03 juillet 2009
L'APHP en chiffres
Merci aux camarades CFDT de la pitié salpétrière pour ce texte !
Paris, le 30 juin 2009.
HOPITAL PUBLIC ;
Une indigestion de chiffres afin de nous rendre malade.
Le déficit prévisionnel pour l’ensemble des 32 CHU s’établit à 481 M€ en 2009
(dépêche APM international du 11 juin). Parmi les CHU ayant présenté un Etat
Prévisionnel des Recettes et des Dépenses (EPRD) déficitaire, trois d’entre eux
concentrent environ la moitié du déficit. Il s’agit de l’Assistance Publique – Hôpitaux
de Paris avec 95.5 M€, l’Assistance Publique de Marseille avec 45.6 M€ et les
Hospices Civils de Lyon avec 84 M€.
Les 95.5 M€ de déficit prévisionnel de l’AP-HP représenterait 1.5% des produits
attendus en 2009. Encore faudrait-il connaître les nouveaux effets de la version 11
des Groupes Homogènes de Malades (mars 2009) et la qualité du financement par
les Missions d’Intérêt Général et d’Aides à la Contractualisation (MIGAC) des
patients en situation de précarité et de la continuité des soins.

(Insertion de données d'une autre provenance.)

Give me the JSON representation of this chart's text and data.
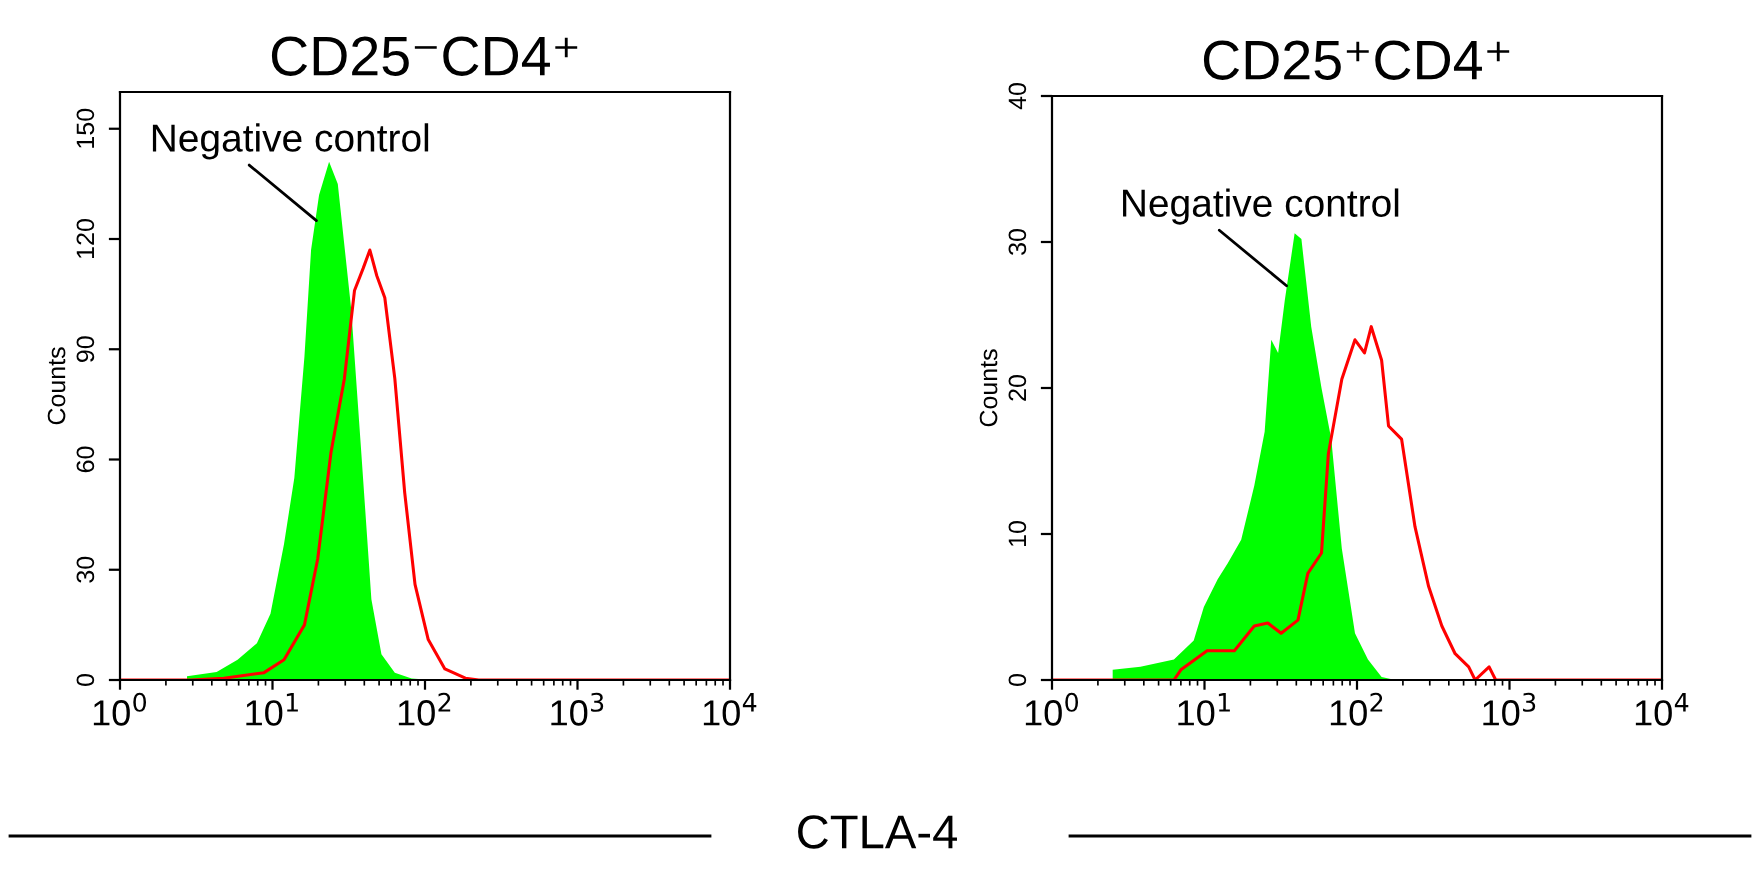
{
  "chart_data": [
    {
      "type": "area",
      "title": "CD25⁻CD4⁺",
      "xlabel": "CTLA-4",
      "ylabel": "Counts",
      "log": "x",
      "grid": false,
      "legend": false,
      "xlim": [
        1,
        10000
      ],
      "xticks": [
        {
          "value": 1,
          "label": "10$^{0}$"
        },
        {
          "value": 10,
          "label": "10$^{1}$"
        },
        {
          "value": 100,
          "label": "10$^{2}$"
        },
        {
          "value": 1000,
          "label": "10$^{3}$"
        },
        {
          "value": 10000,
          "label": "10$^{4}$"
        }
      ],
      "ylim": [
        0,
        160
      ],
      "yticks": [
        0,
        30,
        60,
        90,
        120,
        150
      ],
      "annotations": [
        {
          "text": "Negative control",
          "x": 19.4,
          "y": 125
        }
      ],
      "series": [
        {
          "color": "#00ff00",
          "x": [
            2.75,
            4.3,
            5.9,
            7.9,
            9.7,
            11.9,
            13.9,
            16.2,
            17.9,
            20.2,
            23.5,
            26.8,
            32.8,
            38.2,
            44.5,
            51.8,
            63.4,
            81.7,
            110,
            10000
          ],
          "values": [
            1,
            2.2,
            5.5,
            10,
            18,
            37,
            55,
            88,
            117,
            132,
            141,
            135,
            101,
            62,
            22,
            7,
            2,
            0.4,
            0,
            0
          ]
        },
        {
          "type": "line",
          "color": "#ff0000",
          "x": [
            1,
            2.9,
            4.8,
            8.8,
            11.9,
            16.2,
            19.8,
            24.2,
            29.6,
            34.5,
            39.3,
            43.5,
            48.3,
            54.5,
            63.4,
            73.6,
            86,
            105,
            135,
            184,
            225,
            10000
          ],
          "values": [
            0,
            0,
            0.5,
            2,
            5.5,
            15,
            33,
            62,
            82,
            106,
            112,
            117,
            110,
            104,
            82,
            51,
            26,
            11,
            3,
            0.5,
            0,
            0
          ]
        }
      ]
    },
    {
      "type": "area",
      "title": "CD25⁺CD4⁺",
      "ylabel": "Counts",
      "log": "x",
      "grid": false,
      "legend": false,
      "xlim": [
        1,
        10000
      ],
      "xticks": [
        {
          "value": 1,
          "label": "10$^{0}$"
        },
        {
          "value": 10,
          "label": "10$^{1}$"
        },
        {
          "value": 100,
          "label": "10$^{2}$"
        },
        {
          "value": 1000,
          "label": "10$^{3}$"
        },
        {
          "value": 10000,
          "label": "10$^{4}$"
        }
      ],
      "ylim": [
        0,
        40
      ],
      "yticks": [
        0,
        10,
        20,
        30,
        40
      ],
      "annotations": [
        {
          "text": "Negative control",
          "x": 34.5,
          "y": 27
        }
      ],
      "series": [
        {
          "color": "#00ff00",
          "x": [
            2.5,
            3.8,
            6.3,
            8.5,
            9.9,
            12.2,
            14.2,
            17.4,
            21.2,
            24.8,
            27.4,
            30.4,
            33.6,
            39,
            43.2,
            50.1,
            58.5,
            67.8,
            79.5,
            97,
            118,
            145,
            178,
            10000
          ],
          "values": [
            0.7,
            0.9,
            1.4,
            2.7,
            5,
            6.9,
            8,
            9.6,
            13.3,
            17,
            23.3,
            22.4,
            26,
            30.6,
            30.2,
            24.2,
            20,
            16.5,
            9,
            3.2,
            1.4,
            0.2,
            0,
            0
          ]
        },
        {
          "type": "line",
          "color": "#ff0000",
          "x": [
            1,
            6.3,
            7,
            10.4,
            15.7,
            21.2,
            26,
            31.8,
            41,
            47.6,
            58.5,
            64.9,
            79.5,
            97,
            112,
            124,
            145,
            161,
            196,
            240,
            295,
            360,
            440,
            540,
            595,
            735,
            812,
            10000
          ],
          "values": [
            0,
            0,
            0.7,
            2,
            2,
            3.7,
            3.9,
            3.2,
            4.1,
            7.3,
            8.7,
            15.5,
            20.6,
            23.3,
            22.4,
            24.2,
            21.9,
            17.4,
            16.5,
            10.5,
            6.4,
            3.7,
            1.8,
            0.9,
            0,
            0.9,
            0,
            0
          ]
        }
      ]
    }
  ]
}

A ce stade ce n’est que pure élucubration, comme pour les conjoncturistes à qui l’on
demande la date de sortie de la crise. Cet exercice de style est hors du champ
hospitalier et fait fi d’éventuels excès climatiques voire d’épidémies… Si la beauté
d’un EPRD équilibré fait jouir quelques inconséquents, il est d’autant plus sujet à de
grandes précautions. Le déficit prévisionnel des HCL représente 6% des produits
attendus, celui de l’AP-HM ; 4.2%. Alors, quel sens peut avoir pour l’AP-HP, un
déficit prévisionnel aussi faible au regard de ceux de Lyon et de Marseille à effet de
structure équivalent ? Les résultats du 1er quadrimestriel 2009 laisse entrevoir un
déficit de 115 M€ en fin d’exercice.
Les joueurs de notre institution misent sur un accroissement soutenu de l’activité
comme en 2008, grâce à d’improbables gains sur la concurrence. Ce sera
néanmoins difficile pour la chirurgie si bien valorisée par la tarification à l’activité, à la
vue de son effondrement hospitalier de ces 15 dernières années et du peu d’estime
que peut exprimer un CHU vis-à-vis de la chirurgie ambulatoire. Notre institution joue
également, sur un accroissement de la productivité facilité par la réduction de la
masse salariale du personnel non médical à hauteur de 700 Equivalents Temps
Plein (ETP) pour 2009 après ceux de 2007 et 2008 sans oublier les 5700 déjà
annoncés par le directeur général pour atteindre 2012.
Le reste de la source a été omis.